In this chapter, you’ll learn how to set up PySpark on your local machine, configure it for modern tools like Jupyter and VS Code, and optionally connect it to Hadoop. By the end of this tutorial, you’ll be ready to run your first Spark jobs in Python.
What You’ll Need
Before we start, make sure you have:
- Python 3.8 to 3.12
- Java 11 or 17 (Java 8 is deprecated)
- pip (Python package manager)
You don’t need to install Spark manually anymore. The
pyspark
package includes everything.
Step-by-Step Pyspark Installation Guide
Step 1: Install Python and Java
Install Python and Java 11 or 17 from the official websites. After installation, check their versions:
python3 --version
java -version
Step 2: Install PySpark Using pip
Run the following command to install the latest stable PySpark:
pip install pyspark==3.5.1
This will install Spark and all necessary components with Python bindings.
Step 3: Verify the Installation
Open your terminal or command prompt and launch Python:
python3
Now run this test code:
from pyspark.sql import SparkSession
spark = SparkSession.builder.appName("TestApp").getOrCreate()
df = spark.range(5)
df.show()
You should see a simple table printed as Spark successfully creates a DataFrame.
OS-Specific Setup Instructions
Windows
- Set environment variables:
JAVA_HOME = C:\Program Files\Java\jdk-17
- Add
JAVA_HOME\bin
to thePATH
- Run:
pip install pyspark
pyspark
Linux (Ubuntu)
Install dependencies and configure your shell:
sudo apt update
sudo apt install openjdk-17-jdk python3-pip
pip install pyspark
In your ~/.bashrc
file, add:
export JAVA_HOME=/usr/lib/jvm/java-17-openjdk-amd64
export PATH=$JAVA_HOME/bin:$PATH
Then reload:
source ~/.bashrc
macOS (Intel/M1/M2)
brew install openjdk@17 python
pip3 install pyspark
Add the following to your terminal profile file:
export JAVA_HOME="$(/usr/libexec/java_home -v17)"

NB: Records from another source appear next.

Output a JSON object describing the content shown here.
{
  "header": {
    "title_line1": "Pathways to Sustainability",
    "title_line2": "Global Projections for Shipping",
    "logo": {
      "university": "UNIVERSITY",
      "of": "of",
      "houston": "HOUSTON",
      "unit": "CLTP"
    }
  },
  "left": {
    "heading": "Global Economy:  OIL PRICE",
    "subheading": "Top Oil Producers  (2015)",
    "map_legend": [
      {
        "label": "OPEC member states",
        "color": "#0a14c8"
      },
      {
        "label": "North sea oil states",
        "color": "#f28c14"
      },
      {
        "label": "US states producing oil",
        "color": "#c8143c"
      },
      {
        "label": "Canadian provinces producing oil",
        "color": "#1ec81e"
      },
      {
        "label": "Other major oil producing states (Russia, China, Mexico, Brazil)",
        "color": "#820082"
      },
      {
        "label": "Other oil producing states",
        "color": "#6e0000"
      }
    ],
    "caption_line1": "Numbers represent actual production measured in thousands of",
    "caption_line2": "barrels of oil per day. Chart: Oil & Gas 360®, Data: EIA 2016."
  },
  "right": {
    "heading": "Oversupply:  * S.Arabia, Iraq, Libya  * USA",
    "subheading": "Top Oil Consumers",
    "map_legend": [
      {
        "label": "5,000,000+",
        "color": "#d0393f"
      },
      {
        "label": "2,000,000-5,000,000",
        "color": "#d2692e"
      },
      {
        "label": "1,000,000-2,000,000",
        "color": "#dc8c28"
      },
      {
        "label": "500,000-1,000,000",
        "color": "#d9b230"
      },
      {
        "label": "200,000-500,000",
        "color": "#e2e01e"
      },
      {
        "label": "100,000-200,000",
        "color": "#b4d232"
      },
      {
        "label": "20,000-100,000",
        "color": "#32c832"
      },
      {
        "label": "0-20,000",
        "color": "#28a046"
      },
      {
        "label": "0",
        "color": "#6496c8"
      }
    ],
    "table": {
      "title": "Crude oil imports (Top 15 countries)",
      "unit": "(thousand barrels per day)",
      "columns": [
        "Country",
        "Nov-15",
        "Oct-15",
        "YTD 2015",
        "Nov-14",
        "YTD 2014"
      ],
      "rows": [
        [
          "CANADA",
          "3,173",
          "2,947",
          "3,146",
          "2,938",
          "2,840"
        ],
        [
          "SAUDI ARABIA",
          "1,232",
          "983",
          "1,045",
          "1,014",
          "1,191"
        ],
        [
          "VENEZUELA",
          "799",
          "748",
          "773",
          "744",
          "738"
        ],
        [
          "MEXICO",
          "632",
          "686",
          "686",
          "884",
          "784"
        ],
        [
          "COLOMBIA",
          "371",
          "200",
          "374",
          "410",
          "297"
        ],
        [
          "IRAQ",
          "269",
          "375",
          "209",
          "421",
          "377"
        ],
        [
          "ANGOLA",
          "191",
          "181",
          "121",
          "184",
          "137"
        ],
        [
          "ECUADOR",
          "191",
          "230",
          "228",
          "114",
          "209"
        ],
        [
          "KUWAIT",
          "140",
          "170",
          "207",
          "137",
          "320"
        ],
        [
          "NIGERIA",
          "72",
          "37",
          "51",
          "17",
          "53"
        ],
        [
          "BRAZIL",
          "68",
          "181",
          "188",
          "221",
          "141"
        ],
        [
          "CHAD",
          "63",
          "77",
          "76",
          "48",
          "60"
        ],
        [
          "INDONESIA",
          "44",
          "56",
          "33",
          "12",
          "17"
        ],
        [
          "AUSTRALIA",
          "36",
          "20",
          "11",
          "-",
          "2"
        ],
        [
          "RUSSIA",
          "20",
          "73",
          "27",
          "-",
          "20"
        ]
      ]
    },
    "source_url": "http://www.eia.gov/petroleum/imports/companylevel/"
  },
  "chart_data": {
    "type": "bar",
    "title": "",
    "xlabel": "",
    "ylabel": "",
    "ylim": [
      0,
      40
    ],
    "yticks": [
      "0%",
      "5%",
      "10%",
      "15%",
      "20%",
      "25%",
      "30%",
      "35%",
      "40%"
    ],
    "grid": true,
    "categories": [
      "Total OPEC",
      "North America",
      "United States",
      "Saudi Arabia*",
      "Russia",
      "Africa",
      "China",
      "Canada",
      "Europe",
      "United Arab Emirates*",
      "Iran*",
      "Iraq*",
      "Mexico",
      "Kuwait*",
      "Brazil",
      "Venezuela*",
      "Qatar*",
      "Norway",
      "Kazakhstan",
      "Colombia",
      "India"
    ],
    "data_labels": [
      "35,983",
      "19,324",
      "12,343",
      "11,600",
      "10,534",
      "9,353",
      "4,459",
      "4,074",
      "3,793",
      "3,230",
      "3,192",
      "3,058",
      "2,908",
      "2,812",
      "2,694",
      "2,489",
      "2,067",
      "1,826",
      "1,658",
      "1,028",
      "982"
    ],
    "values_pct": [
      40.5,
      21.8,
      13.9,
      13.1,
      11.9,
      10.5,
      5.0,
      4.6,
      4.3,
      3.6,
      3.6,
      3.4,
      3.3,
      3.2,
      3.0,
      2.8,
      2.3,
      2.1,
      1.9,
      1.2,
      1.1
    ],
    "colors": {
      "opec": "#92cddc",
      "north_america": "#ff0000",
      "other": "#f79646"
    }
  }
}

export PATH="$JAVA_HOME/bin:$PATH"
Using PySpark in Jupyter Notebooks
Step 1: Install Jupyter + PySpark
pip install jupyterlab pyspark
Step 2: Launch Jupyter Lab
jupyter lab
Step 3: Use PySpark
In your notebook cell:
from pyspark.sql import SparkSession
spark = SparkSession.builder.appName("NotebookApp").getOrCreate()
df = spark.range(10)
df.show()
You do NOT need
findspark
. This is supported natively since PySpark 3.3+.
Running PySpark in VS Code
Step 1: Install Required Extensions
- Python Extension
- Jupyter Extension (optional)
Step 2: Create and Run Script
Create a file example.py
:
from pyspark.sql import SparkSession
spark = SparkSession.builder.appName("VSCodeApp").getOrCreate()
df = spark.range(20)
df.show()
Run it from the terminal:
python example.py
Sample HDFS Code
df = spark.read.text("hdfs://localhost:9000/user/data/sample.txt")
df.show()
Recap: What You Learned
- You installed PySpark using
pip install pyspark
- You ran PySpark in the terminal, Jupyter Notebook, and VSCode
- You configured environment variables on Windows, Linux, and macOS
- You optionally integrated PySpark with Hadoop HDFS
In the next chapter, we’ll dive deep into Spark’s architecture, including the DAG engine, job execution stages, and how Spark optimizes your code.
Exercise: Try loading a CSV file using
spark.read.csv()
and display the first few rows in your Jupyter Notebook.